Durch die schrittweise Verknappung darin gehandelter Emissionszertifikate ergebe sich eine „sinkende Decke“, die die Reduktion von Treibhausgasen vorantreibe. Der „Sinkflug“ dieser Obergrenze laufe derzeit aber so steil ab, dass Probleme absehbar seien. „Wenn das so weiterginge, wären um 2040 herum null Emissionen für die Industrie möglich. Das ist nicht darstellbar“, so Drexel. Noch würden die passenden  Rahmenbedingungen fehlen.

Verkehr ist das größte Klima-Sorgenkind

Kein Rückgang. Der Verkehrssektor verzeichnete 2024 rund 20 Millionen Tonnen , alle Bundesländer mit Ausnahme von Wien haben beim Verkehr seit 1990 eine Zunahme der Treibhausgasemissionen pro Kopf zu verzeichnen.

Laut  Regierungsprogramm sind zahlreiche Maßnahmen vorgesehen, wie hier Klimaschutz greifen soll:  Wesentlich bleibt die Verlagerung, also mehr Öffi- und Bahnangebot und  weniger Auto und Lkw-Fahrten, mehr Rad- und Fußverkehr, mit dem expliziten Verdoppelungsziel beim Radeln. Dazu kommen die zunehmende Elektrifizierung und alternative Antriebe – vor allem Busse und Individualverkehr. So weit die Theorie.

Tatsächlich sind nicht einmal fünf Prozent der Pkw in Österreich batterieelektrisch, aktuelle Neuzulassungszahlen weisen auf einen E-Anteil von 21,3 Prozent. Spannend ist, wie die EU-Kommission kommende Woche das geplante Aus vom Verbrenner-Aus ab 2035 regeln will – angesichts des nun fixen Klimaziels bis 2040.

Noch gibt es viel zu viele fossile Heizungen  

Bei den Pro-Kopf-Emissionen der Privathaushalte kam es seit 1990 zu einem kontinuierlichen Rückgang, im Bereich öffentliche Gebäude, Büros und Hotels  ist erst seit 2005 eine Trendwende hin zu abnehmenden Pro-Kopf-Emissionen bemerkbar.

Wirksam waren Maßnahmen zur thermisch-energetischen Sanierung des Altbaubestandes, der Ausbau von Fernwärme und erneuerbaren Energieträgern sowie bessere Energieeffizienz im Neubau.

Das Problem ist der derzeitige Bestand von 973.000 Gas- und 520.000 Ölheizungen.
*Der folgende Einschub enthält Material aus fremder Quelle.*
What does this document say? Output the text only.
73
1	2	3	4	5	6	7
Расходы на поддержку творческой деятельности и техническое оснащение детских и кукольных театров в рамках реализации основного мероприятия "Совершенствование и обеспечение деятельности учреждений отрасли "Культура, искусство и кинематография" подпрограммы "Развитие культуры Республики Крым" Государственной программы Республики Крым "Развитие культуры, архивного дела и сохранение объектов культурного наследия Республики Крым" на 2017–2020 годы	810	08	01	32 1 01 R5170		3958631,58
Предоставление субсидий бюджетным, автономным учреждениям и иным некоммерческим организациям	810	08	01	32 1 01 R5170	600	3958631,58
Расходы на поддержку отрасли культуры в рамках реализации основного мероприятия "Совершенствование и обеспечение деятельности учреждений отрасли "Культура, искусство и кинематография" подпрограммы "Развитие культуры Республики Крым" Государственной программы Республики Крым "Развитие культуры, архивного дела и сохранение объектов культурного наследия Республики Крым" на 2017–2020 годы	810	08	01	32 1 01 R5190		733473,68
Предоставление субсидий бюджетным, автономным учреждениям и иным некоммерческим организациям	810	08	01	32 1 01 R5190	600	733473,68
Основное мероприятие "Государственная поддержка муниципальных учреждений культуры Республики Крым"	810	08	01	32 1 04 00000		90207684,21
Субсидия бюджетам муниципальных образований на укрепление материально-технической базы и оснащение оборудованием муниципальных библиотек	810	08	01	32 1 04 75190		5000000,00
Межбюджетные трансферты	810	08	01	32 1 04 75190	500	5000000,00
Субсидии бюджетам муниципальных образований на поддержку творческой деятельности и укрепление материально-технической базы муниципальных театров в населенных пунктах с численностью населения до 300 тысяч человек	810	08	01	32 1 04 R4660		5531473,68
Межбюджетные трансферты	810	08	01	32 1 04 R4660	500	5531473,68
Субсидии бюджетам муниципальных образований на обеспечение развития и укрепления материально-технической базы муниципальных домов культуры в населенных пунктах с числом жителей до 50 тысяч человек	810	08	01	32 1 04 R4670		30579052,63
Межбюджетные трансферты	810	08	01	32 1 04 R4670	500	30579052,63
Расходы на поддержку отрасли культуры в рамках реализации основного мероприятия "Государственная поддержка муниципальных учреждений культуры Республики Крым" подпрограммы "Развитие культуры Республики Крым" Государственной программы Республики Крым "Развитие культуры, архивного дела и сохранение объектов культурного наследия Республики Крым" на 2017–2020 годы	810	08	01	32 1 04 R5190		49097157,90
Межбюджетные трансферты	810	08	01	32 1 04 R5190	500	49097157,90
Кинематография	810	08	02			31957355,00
Das bedeutet, es müssten  bis 2040 jeden Tag 119 Ölheizungen und 141 Gasthermen gegen erneuerbare Heizungen getauscht werden, um diese Emissionen zu vermeiden. 

Die Politik überlegt derzeit, wie die Kosten fair und sozial ausgewogen verteilt werden können. Ordnungspolitische Maßnahmen, wie ein terminisiertes Verbot von Fossilheizungen, sind derzeit nicht angedacht.

Zukauf von Emissionen im EU-Ausland

Die EU-Staaten können das Klimaziel 2040 zu einem kleinen Teil ab 2036 auch durch den Zukauf  von Klimazertifikaten im EU-Ausland erreichen. So soll es möglich sein, Emissionsgutschriften für Projekte der Kohlenstoffspeicherung oder -entnahme aus der Atmosphäre zu kaufen und den inländischen Reduktionen zuzuschlagen. Kritiker  befürchten, dass wirtschaftlich weniger leistungsstarke Staaten im Globalen Süden ihre nationalen Klimaziele bewusst niedriger ansetzen, um sich Aufstockungen von den Europäern bezahlen zu lassen – oder dass Minderungen doppelt angerechnet werden könnten.

Einen Zulauf im Ausland gab es zuletzt in der Kioto-Periode 2012: Weil Österreich das Klimaziel verfehlte, mussten Verschmutzungsrechte in Höhe von 472,5 Millionen Euro nachgekauft werden. Zudem belegte eine Science-Studie, dass nur in 16 Prozent der Fälle echte Emissionsreduktionen nachweisbar waren.